New York - „Vogue“-Chefin Anna Wintour hat ein umstrittenes Foto der künftigen US-Vizepräsidentin Kamala Harris auf der Titelseite des Modemagazins verteidigt. Die lässig wirkende Aufnahme sei „fröhlich und optimistisch“, sagte Wintour in einem am Dienstag veröffentlichten Podcast der „New York Times“-Journalistin Kara Swisher.
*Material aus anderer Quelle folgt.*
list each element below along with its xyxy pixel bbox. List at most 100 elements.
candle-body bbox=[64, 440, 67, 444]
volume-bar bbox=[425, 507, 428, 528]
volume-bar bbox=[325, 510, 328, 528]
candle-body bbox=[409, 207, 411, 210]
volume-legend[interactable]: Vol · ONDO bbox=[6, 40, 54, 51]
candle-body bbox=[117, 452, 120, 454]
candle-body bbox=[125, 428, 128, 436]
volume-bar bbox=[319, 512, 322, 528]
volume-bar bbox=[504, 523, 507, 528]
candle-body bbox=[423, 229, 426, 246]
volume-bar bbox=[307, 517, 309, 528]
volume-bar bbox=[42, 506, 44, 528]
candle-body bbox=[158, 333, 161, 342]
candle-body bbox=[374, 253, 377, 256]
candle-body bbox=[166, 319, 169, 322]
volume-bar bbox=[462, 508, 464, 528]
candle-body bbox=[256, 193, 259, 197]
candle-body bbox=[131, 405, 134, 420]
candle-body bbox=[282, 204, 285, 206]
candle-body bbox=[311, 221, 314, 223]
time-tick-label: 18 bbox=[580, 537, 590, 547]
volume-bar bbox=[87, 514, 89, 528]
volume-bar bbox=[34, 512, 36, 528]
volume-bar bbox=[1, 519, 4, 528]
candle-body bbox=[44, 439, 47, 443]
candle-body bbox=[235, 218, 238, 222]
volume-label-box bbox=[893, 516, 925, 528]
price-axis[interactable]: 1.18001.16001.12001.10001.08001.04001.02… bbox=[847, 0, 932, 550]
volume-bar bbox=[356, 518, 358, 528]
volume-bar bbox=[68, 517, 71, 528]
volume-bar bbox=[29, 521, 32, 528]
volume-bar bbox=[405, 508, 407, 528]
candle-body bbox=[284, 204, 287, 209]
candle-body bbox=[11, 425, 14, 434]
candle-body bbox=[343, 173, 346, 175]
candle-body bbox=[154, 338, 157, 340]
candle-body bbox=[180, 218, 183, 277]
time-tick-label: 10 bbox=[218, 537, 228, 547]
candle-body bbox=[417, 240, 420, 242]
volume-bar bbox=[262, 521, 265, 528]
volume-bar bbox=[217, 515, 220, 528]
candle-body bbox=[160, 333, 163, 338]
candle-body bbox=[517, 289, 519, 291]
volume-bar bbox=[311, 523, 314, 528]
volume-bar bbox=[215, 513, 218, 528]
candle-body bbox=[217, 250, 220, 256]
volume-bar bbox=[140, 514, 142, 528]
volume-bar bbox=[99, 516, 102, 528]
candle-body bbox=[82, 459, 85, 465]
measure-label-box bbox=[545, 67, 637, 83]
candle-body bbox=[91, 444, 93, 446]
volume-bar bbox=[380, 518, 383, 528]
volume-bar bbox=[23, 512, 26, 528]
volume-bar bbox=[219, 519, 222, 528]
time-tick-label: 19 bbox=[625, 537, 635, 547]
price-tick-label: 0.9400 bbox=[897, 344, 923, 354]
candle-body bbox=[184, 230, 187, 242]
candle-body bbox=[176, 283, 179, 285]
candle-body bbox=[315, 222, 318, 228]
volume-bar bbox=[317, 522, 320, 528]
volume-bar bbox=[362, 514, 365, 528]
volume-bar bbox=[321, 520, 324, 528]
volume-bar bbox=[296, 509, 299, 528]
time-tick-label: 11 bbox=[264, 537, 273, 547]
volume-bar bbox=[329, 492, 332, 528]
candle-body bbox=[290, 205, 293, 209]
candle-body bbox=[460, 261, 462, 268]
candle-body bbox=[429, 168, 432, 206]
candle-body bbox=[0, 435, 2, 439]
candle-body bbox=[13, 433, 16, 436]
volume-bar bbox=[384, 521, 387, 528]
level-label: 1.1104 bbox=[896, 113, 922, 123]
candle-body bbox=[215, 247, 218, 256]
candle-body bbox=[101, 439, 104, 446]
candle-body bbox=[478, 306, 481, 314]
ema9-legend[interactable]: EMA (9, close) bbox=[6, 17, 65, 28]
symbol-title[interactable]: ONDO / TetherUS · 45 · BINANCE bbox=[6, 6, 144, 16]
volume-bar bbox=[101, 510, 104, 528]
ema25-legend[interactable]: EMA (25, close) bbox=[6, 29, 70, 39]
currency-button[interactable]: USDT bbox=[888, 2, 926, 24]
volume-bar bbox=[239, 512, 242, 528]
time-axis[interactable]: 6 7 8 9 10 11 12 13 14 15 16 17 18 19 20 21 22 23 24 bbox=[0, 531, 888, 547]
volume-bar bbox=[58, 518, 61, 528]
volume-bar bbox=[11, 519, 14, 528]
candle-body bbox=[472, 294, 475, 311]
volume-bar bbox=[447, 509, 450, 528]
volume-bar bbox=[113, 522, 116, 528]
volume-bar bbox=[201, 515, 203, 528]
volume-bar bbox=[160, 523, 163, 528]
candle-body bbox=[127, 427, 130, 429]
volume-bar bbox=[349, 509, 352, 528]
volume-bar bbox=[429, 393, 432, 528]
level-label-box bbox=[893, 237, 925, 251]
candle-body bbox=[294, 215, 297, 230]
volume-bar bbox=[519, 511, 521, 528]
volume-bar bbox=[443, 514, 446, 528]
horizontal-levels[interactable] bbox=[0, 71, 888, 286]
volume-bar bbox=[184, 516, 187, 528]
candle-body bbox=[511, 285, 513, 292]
Das Foto sei „charmant und so entspannt“ - und Harris sehe „fantastisch“ aus.

„Natürlich haben wir die Reaktion auf das Print-Cover gehört und verstanden“, erklärte die Mode-Päpstin zudem in einer separaten Stellungnahme. „Ich will wiederholen, dass es überhaupt nicht unsere Absicht war, die Bedeutung des unglaublichen Siegs der gewählten Vizepräsidentin irgendwie zu schmälern.“

Das kürzlich publik gemachte Titelfoto der Februar-Ausgabe der „Vogue“ zeigt Harris lächelnd in T-Shirt und Blazer, in engen Jeans und Chucks. Die künftige Vizepräsidentin - die erste Frau und erste Afroamerikanerin in diesem Amt - steht dabei vor grünem und rosafarbenem Hintergrund.

Die Aufnahme sorgte schnell für Wirbel: Internetnutzer bezeichneten das Foto als Respektlosigkeit gegenüber der künftigen Nummer zwei der USA. Kritik wurde auch an der fahrig wirkenden Beleuchtung laut, die Harris blass erscheinen lässt.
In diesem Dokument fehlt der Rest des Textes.